The Federal Circuit affirmed the Western District of Missouri’s denial of JMOL of noninfringement on the ‘812 and ‘436 patents. While Weber conceded its noninfringement arguments related to these two patents, it argued on appeal that Provisur had failed to prove that its SmartLoader products meet the claimed advance-to-fill limitation of claim 14 of the ‘936 patent. While Weber’s SmartLoader products are marketed as retract-to-fill conveyor products, Provisur argued at trial that Weber’s products could be reprogrammed by consumers so that the shuttle conveyor would deposit sliced food into the conveyor belt’s pockets by advancing rather than retracting.

The Federal Circuit reversed the district court’s denial of JMOL on the ‘936 patent after finding that Provisur did not establish its infringement theory by substantial evidence. At trial, Provisur relied on its expert witness who testified that the human machine interface (HMI) of Weber’s SmartLoader products could be used to adjust the parameters of the conveyor to either advance or retract.

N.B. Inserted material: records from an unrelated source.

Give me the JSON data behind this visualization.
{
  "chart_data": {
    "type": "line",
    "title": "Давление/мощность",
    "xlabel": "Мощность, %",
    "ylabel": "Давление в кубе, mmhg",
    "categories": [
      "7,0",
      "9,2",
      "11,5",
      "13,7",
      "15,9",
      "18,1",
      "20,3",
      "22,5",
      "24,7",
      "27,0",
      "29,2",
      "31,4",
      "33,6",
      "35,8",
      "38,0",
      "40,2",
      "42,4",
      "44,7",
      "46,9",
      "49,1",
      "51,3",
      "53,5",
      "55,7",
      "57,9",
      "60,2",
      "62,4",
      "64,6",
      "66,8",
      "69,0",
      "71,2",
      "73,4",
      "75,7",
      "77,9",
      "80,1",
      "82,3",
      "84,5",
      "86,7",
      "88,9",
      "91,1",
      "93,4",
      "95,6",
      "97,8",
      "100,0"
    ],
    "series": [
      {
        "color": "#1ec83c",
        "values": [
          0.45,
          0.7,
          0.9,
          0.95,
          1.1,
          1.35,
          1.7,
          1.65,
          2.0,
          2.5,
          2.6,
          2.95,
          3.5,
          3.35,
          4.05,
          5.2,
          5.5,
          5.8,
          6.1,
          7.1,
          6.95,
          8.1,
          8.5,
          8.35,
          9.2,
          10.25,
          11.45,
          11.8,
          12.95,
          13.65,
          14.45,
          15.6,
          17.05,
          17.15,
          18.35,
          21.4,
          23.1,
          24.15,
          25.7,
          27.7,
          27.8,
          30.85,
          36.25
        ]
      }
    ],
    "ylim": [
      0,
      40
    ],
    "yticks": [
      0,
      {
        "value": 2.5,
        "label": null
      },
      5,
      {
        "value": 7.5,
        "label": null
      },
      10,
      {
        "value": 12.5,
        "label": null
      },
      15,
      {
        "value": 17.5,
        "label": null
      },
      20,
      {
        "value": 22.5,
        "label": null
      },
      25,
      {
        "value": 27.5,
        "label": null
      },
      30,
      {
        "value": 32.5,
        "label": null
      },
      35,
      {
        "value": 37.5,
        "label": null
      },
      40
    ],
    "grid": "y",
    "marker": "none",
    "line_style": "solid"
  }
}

Under Federal Circuit decisions like Fantasy Sports Prop v. Sportsline.com (2002), an accused device is capable of producing an infringing capability if that device is readily configurable to function in that way. Here, however, the Federal Circuit found that Provisur’s expert witness received access to certain HMI screens from Weber’s technicians that are not available to typical consumers. Further, the appellate court noted that Provisur’s expert witness only testified that the SmartLoader could be reconfigured, not that the witness actually reconfigured the conveyor to advance rather than retract.

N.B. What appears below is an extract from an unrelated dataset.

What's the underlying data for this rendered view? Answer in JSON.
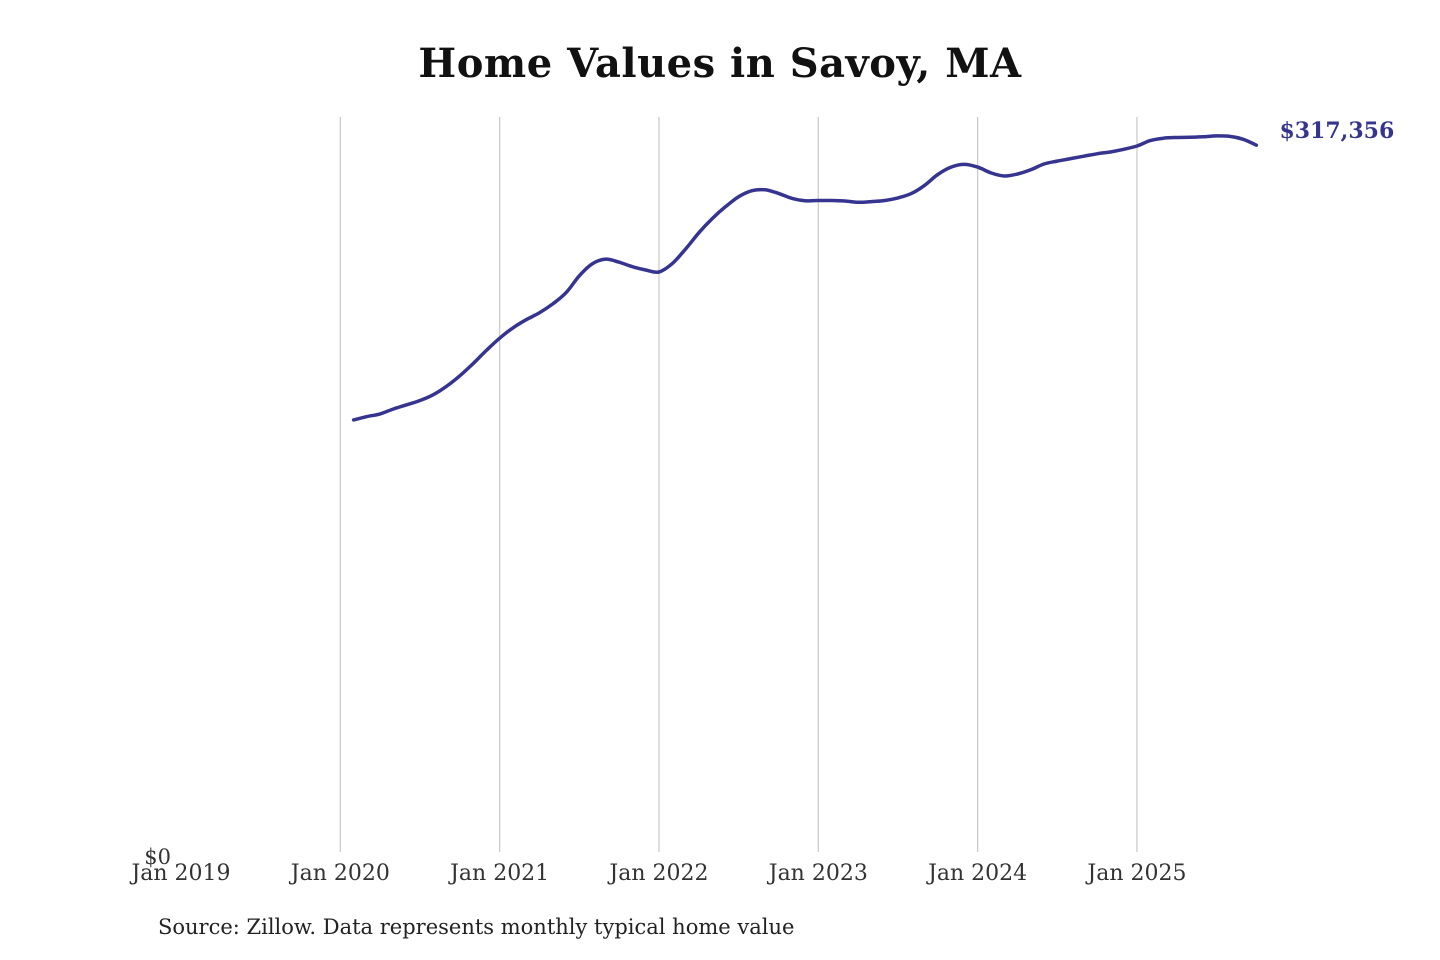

Patented Features Did Not Sufficiently Drive Consumer Demand for Damages Calculation

Weber was also successful in its appeal from the district court’s denial of JMOL on willfulness. The Federal Circuit found that testimony from another expert witness for Provisur was admitted in violation of 35 U.S.C. § 298, which establishes that a defendant’s failure to obtain advice of counsel with respect to allegedly infringing patents cannot be used to establish willfulness. Provisur’s witness at trial testified that Weber failed to consult a third party to conduct a freedom to operate analysis or otherwise evaluate the asserted patents. Although Provisur argued that this testimony related to industry standards for intellectual property management, the Federal Circuit found that this testimony did not properly distinguish legal and non-legal services.

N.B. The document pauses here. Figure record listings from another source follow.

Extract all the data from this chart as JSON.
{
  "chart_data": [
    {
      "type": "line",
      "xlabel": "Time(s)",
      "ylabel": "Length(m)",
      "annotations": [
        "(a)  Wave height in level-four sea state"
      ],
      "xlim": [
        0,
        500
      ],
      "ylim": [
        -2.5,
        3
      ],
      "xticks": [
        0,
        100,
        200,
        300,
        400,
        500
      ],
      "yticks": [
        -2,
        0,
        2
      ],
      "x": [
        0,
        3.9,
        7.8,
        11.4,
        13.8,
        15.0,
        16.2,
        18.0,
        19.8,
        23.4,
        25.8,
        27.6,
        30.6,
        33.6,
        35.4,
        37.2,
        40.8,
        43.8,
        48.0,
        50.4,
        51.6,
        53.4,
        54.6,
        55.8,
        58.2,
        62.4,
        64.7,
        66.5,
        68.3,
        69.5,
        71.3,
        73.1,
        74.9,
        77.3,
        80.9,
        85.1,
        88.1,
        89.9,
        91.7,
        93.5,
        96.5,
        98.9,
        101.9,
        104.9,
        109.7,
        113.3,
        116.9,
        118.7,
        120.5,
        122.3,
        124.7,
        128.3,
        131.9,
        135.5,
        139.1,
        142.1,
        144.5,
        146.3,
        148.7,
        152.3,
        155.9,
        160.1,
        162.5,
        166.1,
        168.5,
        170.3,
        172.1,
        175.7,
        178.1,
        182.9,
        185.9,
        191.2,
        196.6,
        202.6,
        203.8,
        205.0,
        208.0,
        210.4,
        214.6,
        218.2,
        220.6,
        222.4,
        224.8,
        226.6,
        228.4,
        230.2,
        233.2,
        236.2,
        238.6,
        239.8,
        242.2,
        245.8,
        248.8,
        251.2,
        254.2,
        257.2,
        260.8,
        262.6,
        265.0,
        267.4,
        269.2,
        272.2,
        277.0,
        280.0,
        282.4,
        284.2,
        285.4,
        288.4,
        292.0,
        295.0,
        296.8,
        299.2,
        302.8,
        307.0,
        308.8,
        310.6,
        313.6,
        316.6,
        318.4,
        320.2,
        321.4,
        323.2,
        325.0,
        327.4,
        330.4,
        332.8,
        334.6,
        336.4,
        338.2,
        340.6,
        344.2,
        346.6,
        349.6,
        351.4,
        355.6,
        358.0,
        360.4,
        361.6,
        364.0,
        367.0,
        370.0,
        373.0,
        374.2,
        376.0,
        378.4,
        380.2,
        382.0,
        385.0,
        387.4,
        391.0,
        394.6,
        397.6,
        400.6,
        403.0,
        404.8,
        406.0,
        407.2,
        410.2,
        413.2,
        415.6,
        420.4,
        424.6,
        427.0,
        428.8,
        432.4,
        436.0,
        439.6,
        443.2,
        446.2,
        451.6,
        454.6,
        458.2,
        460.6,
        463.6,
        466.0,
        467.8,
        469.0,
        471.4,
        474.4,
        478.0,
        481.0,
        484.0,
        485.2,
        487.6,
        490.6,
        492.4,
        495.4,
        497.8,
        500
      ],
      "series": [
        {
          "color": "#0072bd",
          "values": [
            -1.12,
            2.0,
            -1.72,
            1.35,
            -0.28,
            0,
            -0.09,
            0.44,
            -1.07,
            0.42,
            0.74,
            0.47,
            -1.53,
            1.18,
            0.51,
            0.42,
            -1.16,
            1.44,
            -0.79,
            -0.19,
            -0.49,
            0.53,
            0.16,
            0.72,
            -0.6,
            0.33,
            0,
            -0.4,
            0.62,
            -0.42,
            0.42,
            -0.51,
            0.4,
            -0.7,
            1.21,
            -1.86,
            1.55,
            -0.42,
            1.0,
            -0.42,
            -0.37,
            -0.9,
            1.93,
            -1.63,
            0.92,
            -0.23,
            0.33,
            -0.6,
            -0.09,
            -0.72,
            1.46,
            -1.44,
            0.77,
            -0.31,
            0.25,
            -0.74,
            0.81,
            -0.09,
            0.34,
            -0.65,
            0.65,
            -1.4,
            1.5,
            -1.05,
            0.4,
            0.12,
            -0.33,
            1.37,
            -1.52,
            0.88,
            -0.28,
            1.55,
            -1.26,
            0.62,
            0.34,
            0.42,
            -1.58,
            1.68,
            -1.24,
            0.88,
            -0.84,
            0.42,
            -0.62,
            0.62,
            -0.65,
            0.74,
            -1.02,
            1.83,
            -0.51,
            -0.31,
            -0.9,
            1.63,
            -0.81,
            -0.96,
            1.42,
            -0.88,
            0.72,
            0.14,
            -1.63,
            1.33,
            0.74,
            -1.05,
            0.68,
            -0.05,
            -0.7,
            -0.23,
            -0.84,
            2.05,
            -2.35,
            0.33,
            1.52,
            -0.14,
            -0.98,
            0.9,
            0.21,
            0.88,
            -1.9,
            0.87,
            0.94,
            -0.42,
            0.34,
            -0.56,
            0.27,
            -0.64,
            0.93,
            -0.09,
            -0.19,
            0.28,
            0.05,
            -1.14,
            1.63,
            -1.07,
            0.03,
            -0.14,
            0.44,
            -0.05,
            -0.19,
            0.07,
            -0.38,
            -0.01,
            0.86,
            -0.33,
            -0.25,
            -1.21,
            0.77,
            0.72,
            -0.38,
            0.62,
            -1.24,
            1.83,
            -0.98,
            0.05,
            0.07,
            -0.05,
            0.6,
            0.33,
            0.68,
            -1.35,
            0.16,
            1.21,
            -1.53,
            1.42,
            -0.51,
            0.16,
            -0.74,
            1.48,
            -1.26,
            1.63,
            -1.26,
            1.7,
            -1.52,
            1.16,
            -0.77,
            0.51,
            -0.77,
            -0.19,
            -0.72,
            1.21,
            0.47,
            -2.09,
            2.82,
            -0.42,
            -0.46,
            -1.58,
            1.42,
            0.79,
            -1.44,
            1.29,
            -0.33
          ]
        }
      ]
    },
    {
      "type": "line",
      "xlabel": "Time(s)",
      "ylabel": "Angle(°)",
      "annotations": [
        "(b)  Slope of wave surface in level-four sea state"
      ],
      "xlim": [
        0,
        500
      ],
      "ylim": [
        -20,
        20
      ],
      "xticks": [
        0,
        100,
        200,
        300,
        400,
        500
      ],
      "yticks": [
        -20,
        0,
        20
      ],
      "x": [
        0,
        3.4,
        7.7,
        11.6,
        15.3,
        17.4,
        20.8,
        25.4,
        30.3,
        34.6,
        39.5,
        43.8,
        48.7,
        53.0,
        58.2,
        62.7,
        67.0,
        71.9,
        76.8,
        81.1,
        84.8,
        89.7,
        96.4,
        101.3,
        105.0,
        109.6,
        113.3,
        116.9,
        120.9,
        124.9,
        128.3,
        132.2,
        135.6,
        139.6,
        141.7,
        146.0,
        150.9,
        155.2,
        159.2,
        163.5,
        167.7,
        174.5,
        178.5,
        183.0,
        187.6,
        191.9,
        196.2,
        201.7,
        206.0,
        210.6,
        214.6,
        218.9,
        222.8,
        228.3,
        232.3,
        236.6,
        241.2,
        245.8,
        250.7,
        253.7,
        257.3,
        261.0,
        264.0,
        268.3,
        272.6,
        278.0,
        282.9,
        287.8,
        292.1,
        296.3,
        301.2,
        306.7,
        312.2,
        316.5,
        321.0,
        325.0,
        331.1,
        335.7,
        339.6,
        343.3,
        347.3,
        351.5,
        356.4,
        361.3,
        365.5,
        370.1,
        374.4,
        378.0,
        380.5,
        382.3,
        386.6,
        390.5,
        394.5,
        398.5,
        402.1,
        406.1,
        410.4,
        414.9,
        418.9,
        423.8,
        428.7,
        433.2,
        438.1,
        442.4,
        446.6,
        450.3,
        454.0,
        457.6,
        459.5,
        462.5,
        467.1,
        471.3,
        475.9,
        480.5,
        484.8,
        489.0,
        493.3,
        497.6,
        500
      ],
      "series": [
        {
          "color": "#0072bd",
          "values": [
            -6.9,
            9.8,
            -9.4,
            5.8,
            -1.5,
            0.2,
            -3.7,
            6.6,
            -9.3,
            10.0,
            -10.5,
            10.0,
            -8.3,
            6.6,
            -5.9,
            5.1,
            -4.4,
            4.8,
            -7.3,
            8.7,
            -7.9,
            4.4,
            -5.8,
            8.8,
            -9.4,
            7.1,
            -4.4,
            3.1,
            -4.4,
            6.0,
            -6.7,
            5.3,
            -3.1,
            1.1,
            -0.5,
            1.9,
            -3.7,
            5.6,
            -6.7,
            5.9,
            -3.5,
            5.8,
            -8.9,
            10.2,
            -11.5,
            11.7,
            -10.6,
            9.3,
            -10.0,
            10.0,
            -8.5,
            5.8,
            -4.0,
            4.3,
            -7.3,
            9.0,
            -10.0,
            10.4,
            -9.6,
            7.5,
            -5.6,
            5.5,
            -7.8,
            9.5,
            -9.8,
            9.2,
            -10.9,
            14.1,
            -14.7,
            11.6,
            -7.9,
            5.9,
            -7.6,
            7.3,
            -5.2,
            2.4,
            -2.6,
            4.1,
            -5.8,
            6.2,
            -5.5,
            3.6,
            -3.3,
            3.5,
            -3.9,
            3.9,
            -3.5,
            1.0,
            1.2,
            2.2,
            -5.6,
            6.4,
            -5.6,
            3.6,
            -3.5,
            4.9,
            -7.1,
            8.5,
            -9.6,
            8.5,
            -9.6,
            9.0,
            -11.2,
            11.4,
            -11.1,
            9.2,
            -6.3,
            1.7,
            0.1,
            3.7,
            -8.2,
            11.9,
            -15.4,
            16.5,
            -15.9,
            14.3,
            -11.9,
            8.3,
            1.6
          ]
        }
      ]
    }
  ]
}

Finally, the Federal Circuit found that the district court abused its discretion by allowing Provisur to use the entire market value rule for the damages calculation it presented to the jury. As the appellate court noted, Provisur’s infringement allegations only targeted certain functionalities for the slicer or automation components of a multi-component food slicer line. At trial, Provisur did not present sufficient evidence that the patented features at issue in the case drove consumer demand for the entire slicer line as required by Federal Circuit case law under Lucent Technologies v. Gateway (2009). Although expert testimony alone can establish that patented features drive sales of a multi-component product, the Federal Circuit found that Provisur did not establish that other features of the slicing line, such as the slicing blade or guards, did not drive consumer demand.

The Federal Circuit’s reversal and remand is just the latest decision in Provisur and Weber’s patent battle resulting in precedential case law from the appellate court. In September 2022, the Federal Circuit reversed the Patent Trial and Appeal Board’s (PTAB) invalidation of Provisur patent claims for failing to provide obviousness analysis meeting the Administrative Procedure Act’s (APA) standard for meaningful appellate review. Then in February of this year, the Federal Circuit clarified the public accessibility standard for printed publications qualifying as prior art, finding that Weber’s operating manuals constituted prior art even though those manuals contained confidentiality provisions and were only sent to ten unique entities.